Liverpool Sound and Vision Rating * * * *

Chaos is the random art of unexpected beauty, the commotion that can be handled and ordered but to which somehow you let gather pace because when you see it unfold you start to understand that confusion is the Salvador Dali painting made universal and the turmoil of structure rebelling against itself. It is the dam that breaks, the hundred school children in a hall with one teacher, the island that sits in judgement on a group of boys and turns them to savages and chaos is at its finest when you appreciate that This Is What Happens When a Fly Lands In your Food.

For Oldham’s Drink and Drive, chaos is the well ordered box of chocolates shook up and its wrappers swapped round, everybody’s favourite hard centre becoming the soft cream toffee of choice.

Despite being around for quite some time, Drink and Drive’s This Is What Happens When a Fly Lands In your Food is brimming with all the expectancy of debut appeal as one could hope; fitting well within its scope for brutal observation, D.I.Y ethic in the great tradition of the Punk and the unfashionable, the true heroes of the age for they have nothing to fear.

In tracks such as Town Centre Drinker, Stars Without Makeup, The Sum Of All Our Peers, Leech Farm and Fritzl House the convincing nature of the band’s appeal strides forth and devours any resistance in its path. The cutting tone of the songs is one basked in the wonder of assertiveness and gentlemanly antagonism, epic and fighting off, as well as parading in, the oppressive and fierceness of the world of the repressed politician and the two fingered salute in earnest glee when they are staring at us in the face.

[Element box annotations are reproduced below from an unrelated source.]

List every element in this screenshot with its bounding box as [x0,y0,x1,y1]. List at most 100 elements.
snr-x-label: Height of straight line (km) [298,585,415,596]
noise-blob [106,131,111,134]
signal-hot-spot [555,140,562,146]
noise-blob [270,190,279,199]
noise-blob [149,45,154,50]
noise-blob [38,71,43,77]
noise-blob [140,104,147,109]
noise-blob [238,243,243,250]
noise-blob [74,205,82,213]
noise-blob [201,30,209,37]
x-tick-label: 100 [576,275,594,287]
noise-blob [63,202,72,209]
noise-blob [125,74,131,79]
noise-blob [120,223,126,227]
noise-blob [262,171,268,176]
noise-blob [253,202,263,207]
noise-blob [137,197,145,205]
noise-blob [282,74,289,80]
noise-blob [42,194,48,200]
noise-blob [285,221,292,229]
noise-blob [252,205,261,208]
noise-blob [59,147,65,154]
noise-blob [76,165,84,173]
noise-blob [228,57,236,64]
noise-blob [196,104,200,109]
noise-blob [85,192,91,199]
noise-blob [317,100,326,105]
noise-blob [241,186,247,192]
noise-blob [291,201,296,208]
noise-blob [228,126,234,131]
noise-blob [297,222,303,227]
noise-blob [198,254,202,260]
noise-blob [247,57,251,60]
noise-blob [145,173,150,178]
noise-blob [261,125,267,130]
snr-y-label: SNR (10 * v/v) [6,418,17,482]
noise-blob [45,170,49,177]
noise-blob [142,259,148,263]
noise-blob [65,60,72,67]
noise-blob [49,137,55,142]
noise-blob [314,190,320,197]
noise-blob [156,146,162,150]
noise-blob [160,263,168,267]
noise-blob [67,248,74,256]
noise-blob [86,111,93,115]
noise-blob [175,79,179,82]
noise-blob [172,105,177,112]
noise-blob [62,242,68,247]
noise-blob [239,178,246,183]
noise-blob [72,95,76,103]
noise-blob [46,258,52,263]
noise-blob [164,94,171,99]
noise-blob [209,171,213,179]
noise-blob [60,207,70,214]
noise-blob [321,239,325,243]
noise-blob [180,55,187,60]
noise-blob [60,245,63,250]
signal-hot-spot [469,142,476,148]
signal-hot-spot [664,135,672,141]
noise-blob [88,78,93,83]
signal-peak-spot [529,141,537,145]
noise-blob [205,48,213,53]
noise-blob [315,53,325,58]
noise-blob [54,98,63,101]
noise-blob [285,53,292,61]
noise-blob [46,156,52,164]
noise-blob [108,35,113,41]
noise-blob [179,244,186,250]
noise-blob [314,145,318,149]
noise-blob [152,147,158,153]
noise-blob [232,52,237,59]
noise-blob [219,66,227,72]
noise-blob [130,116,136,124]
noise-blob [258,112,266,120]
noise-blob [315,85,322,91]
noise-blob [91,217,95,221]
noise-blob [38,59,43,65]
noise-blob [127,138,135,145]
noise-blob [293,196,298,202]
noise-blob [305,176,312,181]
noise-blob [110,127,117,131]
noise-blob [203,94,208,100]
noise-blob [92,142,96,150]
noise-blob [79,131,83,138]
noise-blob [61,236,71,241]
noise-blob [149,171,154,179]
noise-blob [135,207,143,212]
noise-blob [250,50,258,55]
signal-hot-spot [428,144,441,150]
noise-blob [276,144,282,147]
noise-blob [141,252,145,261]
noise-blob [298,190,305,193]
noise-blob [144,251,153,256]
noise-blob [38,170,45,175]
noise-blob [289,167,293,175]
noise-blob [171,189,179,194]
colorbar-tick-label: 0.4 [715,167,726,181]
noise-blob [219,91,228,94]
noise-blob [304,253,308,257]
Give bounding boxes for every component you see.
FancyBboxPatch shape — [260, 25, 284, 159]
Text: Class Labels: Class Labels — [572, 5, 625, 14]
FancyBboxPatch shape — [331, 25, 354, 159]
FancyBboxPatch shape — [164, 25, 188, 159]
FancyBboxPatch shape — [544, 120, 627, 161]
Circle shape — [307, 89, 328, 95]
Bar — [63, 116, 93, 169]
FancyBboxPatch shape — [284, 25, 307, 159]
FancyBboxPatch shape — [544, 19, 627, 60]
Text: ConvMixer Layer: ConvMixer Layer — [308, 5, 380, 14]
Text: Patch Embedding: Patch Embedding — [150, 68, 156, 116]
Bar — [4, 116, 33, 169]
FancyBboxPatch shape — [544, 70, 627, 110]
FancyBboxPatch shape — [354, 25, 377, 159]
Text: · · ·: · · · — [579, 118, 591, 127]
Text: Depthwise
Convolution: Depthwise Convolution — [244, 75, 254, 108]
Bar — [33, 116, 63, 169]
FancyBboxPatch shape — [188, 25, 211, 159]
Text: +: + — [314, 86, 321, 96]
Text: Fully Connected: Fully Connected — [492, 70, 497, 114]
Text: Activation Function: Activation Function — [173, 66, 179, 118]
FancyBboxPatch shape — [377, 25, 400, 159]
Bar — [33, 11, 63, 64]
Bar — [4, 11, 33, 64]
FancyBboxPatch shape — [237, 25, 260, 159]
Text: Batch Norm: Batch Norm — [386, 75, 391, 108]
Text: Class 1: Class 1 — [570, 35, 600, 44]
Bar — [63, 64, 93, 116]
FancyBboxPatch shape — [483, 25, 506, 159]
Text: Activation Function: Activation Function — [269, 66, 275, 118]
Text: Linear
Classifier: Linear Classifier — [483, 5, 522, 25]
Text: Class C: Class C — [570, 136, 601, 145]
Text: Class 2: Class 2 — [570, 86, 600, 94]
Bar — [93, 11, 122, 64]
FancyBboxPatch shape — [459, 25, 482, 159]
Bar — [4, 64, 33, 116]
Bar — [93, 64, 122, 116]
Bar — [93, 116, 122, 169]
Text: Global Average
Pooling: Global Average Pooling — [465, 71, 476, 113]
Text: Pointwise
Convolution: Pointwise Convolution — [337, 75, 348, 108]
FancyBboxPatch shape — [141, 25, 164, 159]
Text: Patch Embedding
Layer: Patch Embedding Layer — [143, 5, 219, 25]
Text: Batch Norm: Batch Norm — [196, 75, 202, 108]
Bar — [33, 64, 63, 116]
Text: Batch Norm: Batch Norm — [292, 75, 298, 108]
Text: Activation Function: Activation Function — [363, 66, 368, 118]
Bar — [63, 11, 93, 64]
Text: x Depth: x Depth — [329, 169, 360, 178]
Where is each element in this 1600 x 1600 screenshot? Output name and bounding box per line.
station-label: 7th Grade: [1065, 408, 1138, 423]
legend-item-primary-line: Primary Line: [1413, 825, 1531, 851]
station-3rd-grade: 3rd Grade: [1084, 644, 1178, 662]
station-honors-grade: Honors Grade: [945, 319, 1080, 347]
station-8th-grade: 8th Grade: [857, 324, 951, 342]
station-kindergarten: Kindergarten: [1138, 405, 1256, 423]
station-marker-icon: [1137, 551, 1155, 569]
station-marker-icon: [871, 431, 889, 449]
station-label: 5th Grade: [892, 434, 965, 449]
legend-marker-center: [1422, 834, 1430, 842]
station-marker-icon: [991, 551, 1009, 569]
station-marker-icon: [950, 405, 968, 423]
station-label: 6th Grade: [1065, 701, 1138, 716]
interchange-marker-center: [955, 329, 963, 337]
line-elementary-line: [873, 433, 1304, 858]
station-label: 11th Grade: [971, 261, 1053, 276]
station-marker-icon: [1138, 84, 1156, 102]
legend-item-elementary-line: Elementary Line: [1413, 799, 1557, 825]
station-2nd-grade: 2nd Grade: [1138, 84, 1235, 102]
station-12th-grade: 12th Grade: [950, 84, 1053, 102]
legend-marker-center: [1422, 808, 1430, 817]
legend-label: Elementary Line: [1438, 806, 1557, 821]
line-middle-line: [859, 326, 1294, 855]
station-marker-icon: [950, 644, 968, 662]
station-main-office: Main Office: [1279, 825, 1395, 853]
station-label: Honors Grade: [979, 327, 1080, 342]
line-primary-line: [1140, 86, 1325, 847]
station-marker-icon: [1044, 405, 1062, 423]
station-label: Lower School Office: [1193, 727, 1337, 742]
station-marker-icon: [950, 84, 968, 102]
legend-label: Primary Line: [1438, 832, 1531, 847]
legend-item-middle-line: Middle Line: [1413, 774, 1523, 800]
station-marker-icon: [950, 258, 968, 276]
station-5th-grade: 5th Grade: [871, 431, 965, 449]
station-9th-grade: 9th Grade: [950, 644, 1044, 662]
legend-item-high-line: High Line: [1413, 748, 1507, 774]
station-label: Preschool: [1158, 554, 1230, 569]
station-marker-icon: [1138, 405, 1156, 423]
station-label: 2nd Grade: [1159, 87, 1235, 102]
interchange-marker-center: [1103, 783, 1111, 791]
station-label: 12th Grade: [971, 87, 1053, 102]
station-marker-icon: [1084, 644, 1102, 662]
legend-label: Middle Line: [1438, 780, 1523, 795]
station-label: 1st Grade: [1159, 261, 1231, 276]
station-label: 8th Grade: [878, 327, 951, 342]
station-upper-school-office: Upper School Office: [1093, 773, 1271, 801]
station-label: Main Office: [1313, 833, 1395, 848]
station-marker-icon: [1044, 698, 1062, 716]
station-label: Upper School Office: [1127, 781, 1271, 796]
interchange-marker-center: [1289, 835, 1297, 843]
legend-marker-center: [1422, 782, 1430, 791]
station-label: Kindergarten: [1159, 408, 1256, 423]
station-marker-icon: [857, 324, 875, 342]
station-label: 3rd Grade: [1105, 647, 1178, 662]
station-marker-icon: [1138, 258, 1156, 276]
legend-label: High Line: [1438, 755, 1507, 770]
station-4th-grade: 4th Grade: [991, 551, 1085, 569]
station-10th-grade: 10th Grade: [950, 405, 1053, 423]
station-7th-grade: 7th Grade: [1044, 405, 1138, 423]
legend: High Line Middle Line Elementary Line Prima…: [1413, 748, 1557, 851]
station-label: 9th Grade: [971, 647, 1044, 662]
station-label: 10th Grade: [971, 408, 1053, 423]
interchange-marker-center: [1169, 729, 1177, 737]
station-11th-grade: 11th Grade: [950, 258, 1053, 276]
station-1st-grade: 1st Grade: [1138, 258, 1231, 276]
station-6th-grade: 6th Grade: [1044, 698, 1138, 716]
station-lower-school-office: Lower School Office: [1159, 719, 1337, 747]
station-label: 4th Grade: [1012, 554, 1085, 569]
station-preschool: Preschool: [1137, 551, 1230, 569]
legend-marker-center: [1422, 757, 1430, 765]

This Is What Happens When a Fly Lands In your Food is chaos but it is tremendously enjoyable, to see it happen is comedy gold, especially when it is the soup of one who looks down upon all others. Sarcastic, biting, a sense of pure in the region of the damned and the inevitability that all must look down the ladder to see where true strength lays, the person holding the whole edifice up is the one least hurt when they decide to let the ladder go.